Prior to the survey being taken, the encryption debate was highlighted by the legal battle between Apple and the FBI following the mass shooting in San Bernardino, Calif.

In other news:

  • A high-level manager at antivirus software maker Kaspersky Lab has reportedly been arrested by Russian authorities and charged with treason. Ruslan Stoyanov, head of Kaspersky's computer incidents investigations unit, was arrested in Russia in December, along with Sergei Mikhailov, a senior Russian FSB intelligence officer, reportedly on the charge of treason. Stoyanov had worked at Kaspersky since 2012, and according to Kaspersky, his arrest was for incidents predating his employment at the firm. "The case against this employee does not involve Kaspersky Lab," according to the firm's statement. "The employee, who is Head of the Computer Incidents Investigation Team, is under investigation for a period predating his employment at Kaspersky Lab. We do not possess details of the investigation. The work of Kaspersky Lab's Computer Incidents Investigation Team is unaffected by these developments."

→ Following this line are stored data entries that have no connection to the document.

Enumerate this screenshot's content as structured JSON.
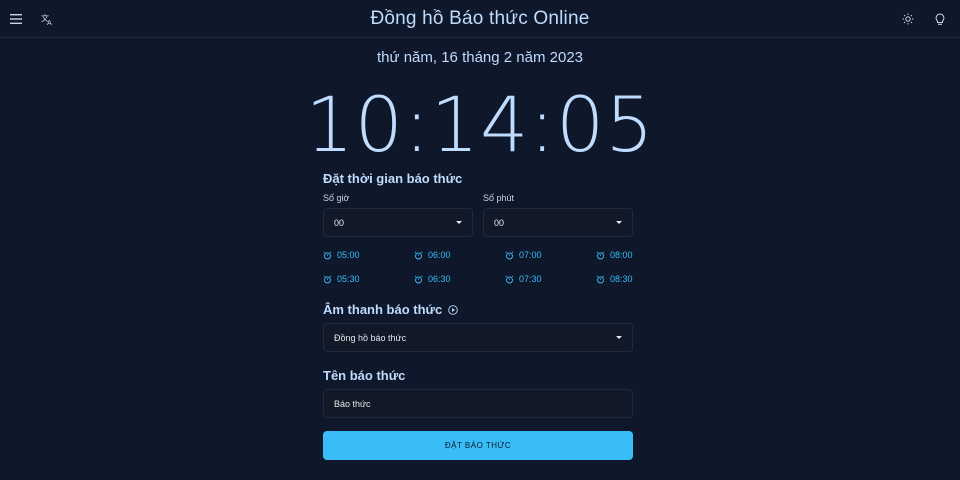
{
  "header": {
    "title": "Đồng hồ Báo thức Online",
    "icons": [
      "menu-icon",
      "translate-icon",
      "sun-icon",
      "lightbulb-icon"
    ]
  },
  "date_line": "thứ năm, 16 tháng 2 năm 2023",
  "clock": "10:14:05",
  "alarm_time": {
    "title": "Đặt thời gian báo thức",
    "hour_label": "Số giờ",
    "hour_value": "00",
    "minute_label": "Số phút",
    "minute_value": "00",
    "presets": [
      "05:00",
      "06:00",
      "07:00",
      "08:00",
      "05:30",
      "06:30",
      "07:30",
      "08:30"
    ]
  },
  "sound": {
    "title": "Âm thanh báo thức",
    "value": "Đồng hồ báo thức"
  },
  "name": {
    "title": "Tên báo thức",
    "value": "Báo thức"
  },
  "submit_label": "ĐẶT BÁO THỨC",
  "colors": {
    "background": "#0f172a",
    "accent": "#38bdf8",
    "text": "#bfdbfe"
  }
}
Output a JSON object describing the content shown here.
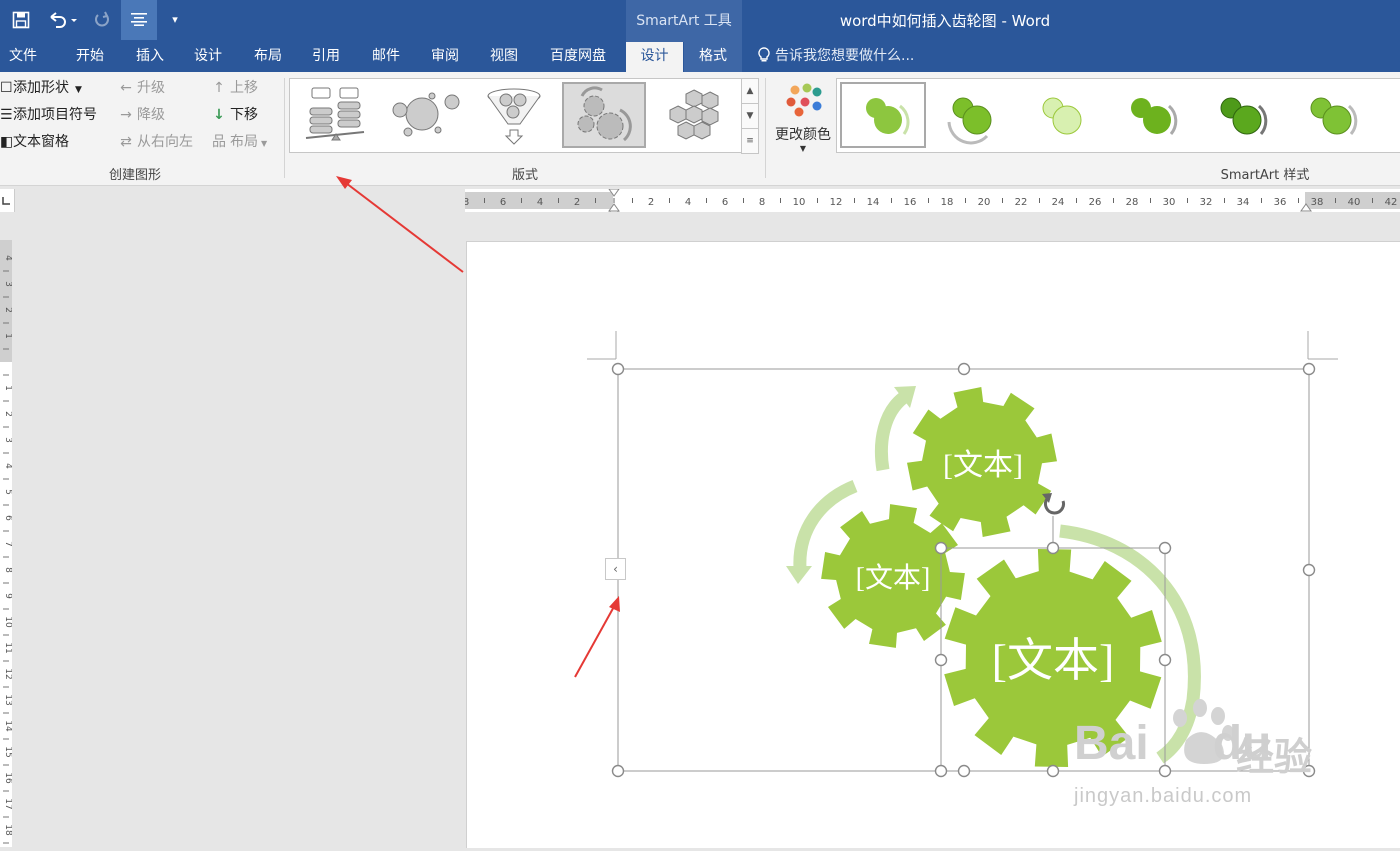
{
  "window": {
    "title": "word中如何插入齿轮图 - Word",
    "contextual_tab_group": "SmartArt 工具"
  },
  "tabs": [
    {
      "label": "文件"
    },
    {
      "label": "开始"
    },
    {
      "label": "插入"
    },
    {
      "label": "设计"
    },
    {
      "label": "布局"
    },
    {
      "label": "引用"
    },
    {
      "label": "邮件"
    },
    {
      "label": "审阅"
    },
    {
      "label": "视图"
    },
    {
      "label": "百度网盘"
    },
    {
      "label": "设计"
    },
    {
      "label": "格式"
    }
  ],
  "tell_me": "告诉我您想要做什么...",
  "ribbon": {
    "create_graphic": {
      "label": "创建图形",
      "add_shape": "添加形状",
      "add_bullet": "添加项目符号",
      "text_pane": "文本窗格",
      "promote": "升级",
      "demote": "降级",
      "right_to_left": "从右向左",
      "move_up": "上移",
      "move_down": "下移",
      "layout": "布局"
    },
    "layouts": {
      "label": "版式"
    },
    "change_colors": "更改颜色",
    "smartart_styles": {
      "label": "SmartArt 样式"
    }
  },
  "diagram": {
    "nodes": [
      {
        "text": "[文本]"
      },
      {
        "text": "[文本]"
      },
      {
        "text": "[文本]"
      }
    ],
    "gear_color": "#9bc83a",
    "arrow_color": "#c9e2a9"
  },
  "watermark": {
    "brand": "Bai",
    "brand_suffix": "du",
    "cn": "经验",
    "url": "jingyan.baidu.com"
  },
  "colors": {
    "title_bar": "#2b579a",
    "contextual": "#3e67a6",
    "ribbon_bg": "#f3f3f3",
    "annotation_arrow": "#e53935"
  }
}
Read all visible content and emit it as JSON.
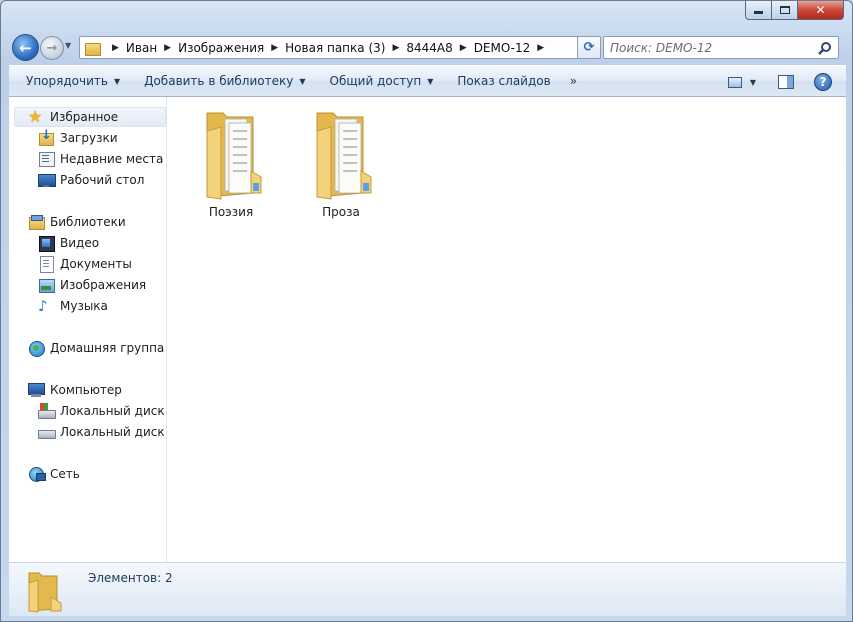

  • A security researcher who participated in the HackerOne program Hack the Army found a way to gain access to an internal U.S. Department of Defense network through a public Army recruitment website. The Hack the Army program received 416 total reports, and 118 of them were valid. But this particular vulnerability was the worst. "A researcher could move from a public-facing website,, and get to and internal DOD website that requires special credentials to access," according to HackerOne's report. "They got there through an open proxy, meaning the routing wasn't shut down the way it should have been, and the researcher, without even knowing it, was able to get to this internal network, because there was a vulnerability with the proxy, and with the actual system. On its own, neither vulnerability is particularly interesting, but when you pair them together, it's actually very serious." HackerOne also said once that bug report was submitted, the Army was able to block further attacks and prevent the vulnerability from being exploited.
  • According to a recent Ponemon Institute survey, 48% of respondents said their company paid the ransom when it suffered a ransomware attack. Despite the FBI's guidance not to pay ransoms in these attacks, almost half of the surveyed companies paid out an average of $2,500 to the attackers. The report found the ransoms were paid in bitcoin 33% of the time and cash 25% of the time, while 55% of respondents said the attacker provided the decryption key once the payment was made. Another notable finding in the report was companies that experience a ransomware attack don't report the incident because they don't want the publicity. "Despite the FBI's pleas to report the incident to law enforcement, 49% of respondents say their company did not report the ransomware attack." The report surveyed 618 respondents who were primarily IT contractors, managers and business managers who directly report to a CISO.
  • Mozilla Firefox is joining in the fight against unsafe websites. "Starting today in the latest Firefox, web pages that collect passwords, like an email service or bank, but have not been secured with HTTPS will be more clearly highlighted as potential threats," said Mozilla in a blog post. Previously, Firefox would show a green lock on a page when it was secure, but now, it will also show a crossed-out lock with a pop-up box that alerts users when it's not secured with HTTPS. "Keeping users safe online has been a key priority for Mozilla," the blog post read. "And we've long been a vocal proponent for using HTTPS to secure a user's web experience through efforts like Let's Encrypt." Google uses a similar feature in its Chrome browser.